Backstreet Boys: DNA review – canny pop that fizzes with nostalgia


These days, 90s boybands are finding a way to transition smoothly to fortysomething manbands by avoiding the high notes and ensuring that someone is always wearing a waistcoat. Combined with the fizz of nostalgia, this formula means that Backstreet Boys have pulled off an 80-date Las Vegas residency that has made an estimated $34m and they are gearing up for their biggest world tour in two decades.

It would be easy for a group with such saccharine hits as I Want It That Way to come off like Peter Pans trapped in pop’s unforgiving amber, but their new album positions them as family men who will give you a good spanking. And so there is No Place, in which they become a five-man Charlie Puth and star in a sentimental video with their wives and children. And then there are also the pseudo-Fifty Shades soundtrack jams such as New Love, which seem insensitive considering the rape allegation made last year against Nick Carter concerning an incident in 2003. He denied the allegation, and the case was dropped. But you do wonder why the same didn’t happen to a song with such lyrics as: “Who are you, the sex police? / My sex ain’t got no rules.”
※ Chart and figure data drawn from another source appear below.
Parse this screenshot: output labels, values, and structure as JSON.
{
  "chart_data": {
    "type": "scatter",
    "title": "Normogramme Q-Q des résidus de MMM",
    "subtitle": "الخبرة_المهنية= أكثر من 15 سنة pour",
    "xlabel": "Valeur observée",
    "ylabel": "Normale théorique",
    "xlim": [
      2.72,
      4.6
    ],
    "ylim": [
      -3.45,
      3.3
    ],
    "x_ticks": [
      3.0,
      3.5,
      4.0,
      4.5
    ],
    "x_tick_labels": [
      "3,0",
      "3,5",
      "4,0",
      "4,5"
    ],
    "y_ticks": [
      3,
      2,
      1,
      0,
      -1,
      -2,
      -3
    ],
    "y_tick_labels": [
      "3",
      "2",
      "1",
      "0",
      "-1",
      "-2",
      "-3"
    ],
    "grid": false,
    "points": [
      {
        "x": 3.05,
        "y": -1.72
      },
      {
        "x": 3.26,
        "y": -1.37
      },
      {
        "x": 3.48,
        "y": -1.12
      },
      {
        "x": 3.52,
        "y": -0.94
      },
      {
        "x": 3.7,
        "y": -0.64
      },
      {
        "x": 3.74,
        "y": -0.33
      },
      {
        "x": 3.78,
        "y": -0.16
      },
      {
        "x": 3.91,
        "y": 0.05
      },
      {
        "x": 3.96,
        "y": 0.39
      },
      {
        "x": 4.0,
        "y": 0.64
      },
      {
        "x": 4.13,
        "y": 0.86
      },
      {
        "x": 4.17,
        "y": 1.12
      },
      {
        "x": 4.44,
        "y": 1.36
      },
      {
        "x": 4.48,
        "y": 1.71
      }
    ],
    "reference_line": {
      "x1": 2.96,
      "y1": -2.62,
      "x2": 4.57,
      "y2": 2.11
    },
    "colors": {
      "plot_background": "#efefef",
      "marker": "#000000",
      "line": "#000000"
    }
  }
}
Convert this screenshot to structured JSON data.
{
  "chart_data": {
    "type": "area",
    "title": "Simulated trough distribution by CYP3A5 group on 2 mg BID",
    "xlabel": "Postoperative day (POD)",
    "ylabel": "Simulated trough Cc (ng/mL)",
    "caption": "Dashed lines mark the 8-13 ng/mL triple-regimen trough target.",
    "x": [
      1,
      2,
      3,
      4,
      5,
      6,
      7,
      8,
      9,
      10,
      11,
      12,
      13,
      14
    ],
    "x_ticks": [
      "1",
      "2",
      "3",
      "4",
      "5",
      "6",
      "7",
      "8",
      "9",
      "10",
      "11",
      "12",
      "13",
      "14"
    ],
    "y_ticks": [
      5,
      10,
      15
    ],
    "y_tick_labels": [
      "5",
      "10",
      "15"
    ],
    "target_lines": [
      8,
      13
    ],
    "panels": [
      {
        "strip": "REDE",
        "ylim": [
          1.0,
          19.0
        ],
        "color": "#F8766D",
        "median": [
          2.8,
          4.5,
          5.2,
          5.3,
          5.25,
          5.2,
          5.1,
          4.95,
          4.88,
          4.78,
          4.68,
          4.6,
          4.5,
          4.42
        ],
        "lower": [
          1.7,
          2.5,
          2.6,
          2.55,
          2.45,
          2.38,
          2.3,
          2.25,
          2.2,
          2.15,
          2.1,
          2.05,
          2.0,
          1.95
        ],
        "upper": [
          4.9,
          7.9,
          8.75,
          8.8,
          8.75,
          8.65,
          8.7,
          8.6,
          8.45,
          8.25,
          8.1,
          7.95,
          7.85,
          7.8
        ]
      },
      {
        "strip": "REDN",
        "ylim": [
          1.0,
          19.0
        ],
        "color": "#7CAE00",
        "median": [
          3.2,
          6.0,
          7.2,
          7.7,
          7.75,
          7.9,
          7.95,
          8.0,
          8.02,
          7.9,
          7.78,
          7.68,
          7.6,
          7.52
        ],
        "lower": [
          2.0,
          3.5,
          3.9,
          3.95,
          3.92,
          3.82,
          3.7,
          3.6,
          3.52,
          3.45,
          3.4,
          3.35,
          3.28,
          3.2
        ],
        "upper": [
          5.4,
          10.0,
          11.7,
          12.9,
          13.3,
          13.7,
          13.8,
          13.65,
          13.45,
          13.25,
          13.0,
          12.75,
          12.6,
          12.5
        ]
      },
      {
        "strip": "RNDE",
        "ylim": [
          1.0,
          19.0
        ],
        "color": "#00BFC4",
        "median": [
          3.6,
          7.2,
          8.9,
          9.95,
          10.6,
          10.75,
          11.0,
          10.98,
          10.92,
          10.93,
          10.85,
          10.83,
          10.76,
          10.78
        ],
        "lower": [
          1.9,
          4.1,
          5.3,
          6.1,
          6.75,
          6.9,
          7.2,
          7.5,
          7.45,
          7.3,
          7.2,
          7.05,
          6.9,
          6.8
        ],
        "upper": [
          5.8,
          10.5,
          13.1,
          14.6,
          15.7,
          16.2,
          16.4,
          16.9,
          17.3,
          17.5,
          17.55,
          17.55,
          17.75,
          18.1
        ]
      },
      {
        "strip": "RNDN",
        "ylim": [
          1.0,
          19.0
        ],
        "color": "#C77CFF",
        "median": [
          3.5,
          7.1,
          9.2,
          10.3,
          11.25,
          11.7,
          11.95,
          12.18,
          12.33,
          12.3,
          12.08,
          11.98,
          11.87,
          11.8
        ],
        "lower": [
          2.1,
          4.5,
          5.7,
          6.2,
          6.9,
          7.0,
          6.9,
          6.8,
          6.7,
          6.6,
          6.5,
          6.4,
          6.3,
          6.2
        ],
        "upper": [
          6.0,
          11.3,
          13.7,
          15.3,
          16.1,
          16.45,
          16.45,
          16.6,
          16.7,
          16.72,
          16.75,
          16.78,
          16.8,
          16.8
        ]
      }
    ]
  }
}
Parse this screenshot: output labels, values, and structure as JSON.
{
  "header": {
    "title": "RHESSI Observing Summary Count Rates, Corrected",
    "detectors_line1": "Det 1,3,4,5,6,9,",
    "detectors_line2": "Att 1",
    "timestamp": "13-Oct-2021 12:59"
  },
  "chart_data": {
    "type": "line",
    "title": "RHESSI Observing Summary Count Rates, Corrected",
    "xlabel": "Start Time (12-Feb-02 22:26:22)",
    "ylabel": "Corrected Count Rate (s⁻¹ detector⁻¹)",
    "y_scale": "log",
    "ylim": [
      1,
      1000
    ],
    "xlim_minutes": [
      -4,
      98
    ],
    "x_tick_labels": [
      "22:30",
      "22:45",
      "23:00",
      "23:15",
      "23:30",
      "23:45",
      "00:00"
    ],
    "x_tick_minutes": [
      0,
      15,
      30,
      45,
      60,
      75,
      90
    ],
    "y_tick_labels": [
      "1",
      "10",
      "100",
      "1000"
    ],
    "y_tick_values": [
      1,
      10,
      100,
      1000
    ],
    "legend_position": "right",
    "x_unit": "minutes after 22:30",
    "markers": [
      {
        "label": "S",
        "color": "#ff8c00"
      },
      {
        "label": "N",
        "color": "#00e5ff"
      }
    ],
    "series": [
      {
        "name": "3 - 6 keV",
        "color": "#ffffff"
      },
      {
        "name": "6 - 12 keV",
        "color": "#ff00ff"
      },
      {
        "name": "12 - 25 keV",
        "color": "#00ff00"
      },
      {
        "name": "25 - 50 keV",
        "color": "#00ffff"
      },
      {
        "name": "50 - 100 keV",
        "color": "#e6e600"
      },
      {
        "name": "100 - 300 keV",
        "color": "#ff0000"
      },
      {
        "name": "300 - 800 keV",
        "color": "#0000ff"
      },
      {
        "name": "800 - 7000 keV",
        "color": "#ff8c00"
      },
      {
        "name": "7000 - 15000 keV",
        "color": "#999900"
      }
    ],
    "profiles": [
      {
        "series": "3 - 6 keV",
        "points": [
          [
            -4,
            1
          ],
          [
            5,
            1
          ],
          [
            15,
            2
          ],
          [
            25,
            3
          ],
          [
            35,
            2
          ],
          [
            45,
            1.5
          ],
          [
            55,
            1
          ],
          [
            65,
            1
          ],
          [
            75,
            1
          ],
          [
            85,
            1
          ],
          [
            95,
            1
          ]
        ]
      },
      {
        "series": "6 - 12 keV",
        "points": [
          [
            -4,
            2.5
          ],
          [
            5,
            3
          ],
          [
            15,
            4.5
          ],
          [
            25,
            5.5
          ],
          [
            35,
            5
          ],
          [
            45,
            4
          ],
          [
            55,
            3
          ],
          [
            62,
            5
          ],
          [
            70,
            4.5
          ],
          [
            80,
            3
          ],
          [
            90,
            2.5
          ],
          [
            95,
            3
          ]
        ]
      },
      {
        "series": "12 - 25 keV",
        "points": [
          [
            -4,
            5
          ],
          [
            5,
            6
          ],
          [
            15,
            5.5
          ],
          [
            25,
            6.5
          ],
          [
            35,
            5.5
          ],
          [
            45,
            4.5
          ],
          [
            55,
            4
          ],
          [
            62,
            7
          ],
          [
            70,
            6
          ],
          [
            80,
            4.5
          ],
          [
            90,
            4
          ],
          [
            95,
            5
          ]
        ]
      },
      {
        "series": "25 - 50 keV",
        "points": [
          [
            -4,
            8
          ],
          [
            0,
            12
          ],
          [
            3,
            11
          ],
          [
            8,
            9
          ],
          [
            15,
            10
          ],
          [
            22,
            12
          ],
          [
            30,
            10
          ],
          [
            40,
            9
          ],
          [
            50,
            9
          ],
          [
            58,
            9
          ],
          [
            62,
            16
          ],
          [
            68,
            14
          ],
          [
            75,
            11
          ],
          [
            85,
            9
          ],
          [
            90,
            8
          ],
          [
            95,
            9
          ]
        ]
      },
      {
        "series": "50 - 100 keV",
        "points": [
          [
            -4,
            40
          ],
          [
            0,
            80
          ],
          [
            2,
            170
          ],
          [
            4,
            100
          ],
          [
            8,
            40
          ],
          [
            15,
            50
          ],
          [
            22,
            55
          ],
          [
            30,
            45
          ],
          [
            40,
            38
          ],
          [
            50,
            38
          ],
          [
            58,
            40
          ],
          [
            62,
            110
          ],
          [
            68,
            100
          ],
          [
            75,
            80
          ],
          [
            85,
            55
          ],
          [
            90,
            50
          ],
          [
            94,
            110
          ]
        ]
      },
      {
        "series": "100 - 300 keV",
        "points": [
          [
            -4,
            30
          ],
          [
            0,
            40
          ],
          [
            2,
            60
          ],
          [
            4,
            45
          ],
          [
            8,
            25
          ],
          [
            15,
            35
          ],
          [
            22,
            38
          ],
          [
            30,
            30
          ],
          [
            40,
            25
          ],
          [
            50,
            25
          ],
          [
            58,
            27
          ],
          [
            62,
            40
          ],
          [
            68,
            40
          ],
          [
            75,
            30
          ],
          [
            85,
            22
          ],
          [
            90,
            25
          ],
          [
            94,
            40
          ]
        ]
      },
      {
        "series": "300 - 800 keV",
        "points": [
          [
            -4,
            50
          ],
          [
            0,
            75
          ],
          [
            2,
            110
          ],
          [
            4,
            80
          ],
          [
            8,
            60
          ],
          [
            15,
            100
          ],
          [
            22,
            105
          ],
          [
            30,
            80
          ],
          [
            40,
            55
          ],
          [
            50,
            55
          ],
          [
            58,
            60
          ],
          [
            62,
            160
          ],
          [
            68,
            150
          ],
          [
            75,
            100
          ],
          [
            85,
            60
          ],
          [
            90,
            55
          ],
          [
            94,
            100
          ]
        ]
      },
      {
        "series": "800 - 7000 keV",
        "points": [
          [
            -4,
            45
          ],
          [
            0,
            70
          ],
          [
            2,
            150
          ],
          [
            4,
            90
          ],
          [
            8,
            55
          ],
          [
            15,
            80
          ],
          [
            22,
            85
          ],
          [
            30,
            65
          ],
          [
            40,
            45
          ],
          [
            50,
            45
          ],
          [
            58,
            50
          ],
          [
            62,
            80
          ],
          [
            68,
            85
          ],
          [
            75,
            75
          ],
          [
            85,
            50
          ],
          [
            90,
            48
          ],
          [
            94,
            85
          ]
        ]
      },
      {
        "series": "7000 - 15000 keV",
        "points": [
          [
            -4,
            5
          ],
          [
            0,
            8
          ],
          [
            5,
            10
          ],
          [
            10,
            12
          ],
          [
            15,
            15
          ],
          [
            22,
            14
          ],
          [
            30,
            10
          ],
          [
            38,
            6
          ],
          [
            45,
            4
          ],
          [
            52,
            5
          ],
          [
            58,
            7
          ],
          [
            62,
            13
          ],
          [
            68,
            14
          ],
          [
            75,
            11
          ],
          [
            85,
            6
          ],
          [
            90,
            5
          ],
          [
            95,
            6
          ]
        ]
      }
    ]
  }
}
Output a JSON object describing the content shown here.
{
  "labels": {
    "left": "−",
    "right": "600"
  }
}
Elsewhere, Don’t Go Breaking My Heart smacks of the Weeknd’s self-loathing R&B, while Is It Just Me is merely Purpose-era Justin Bieber, written by the same guy, Josh Gudwin (weirder still when you consider that in the 90s Nick Carter was the proto-Bieber). This, the band suggests, is what is in Backstreet’s new DNA: well-manicured music that cannily plunders contemporary chart sounds and plonks a pitch-perfect harmony on them. Are they original? Not any more, but world domination awaits anyway.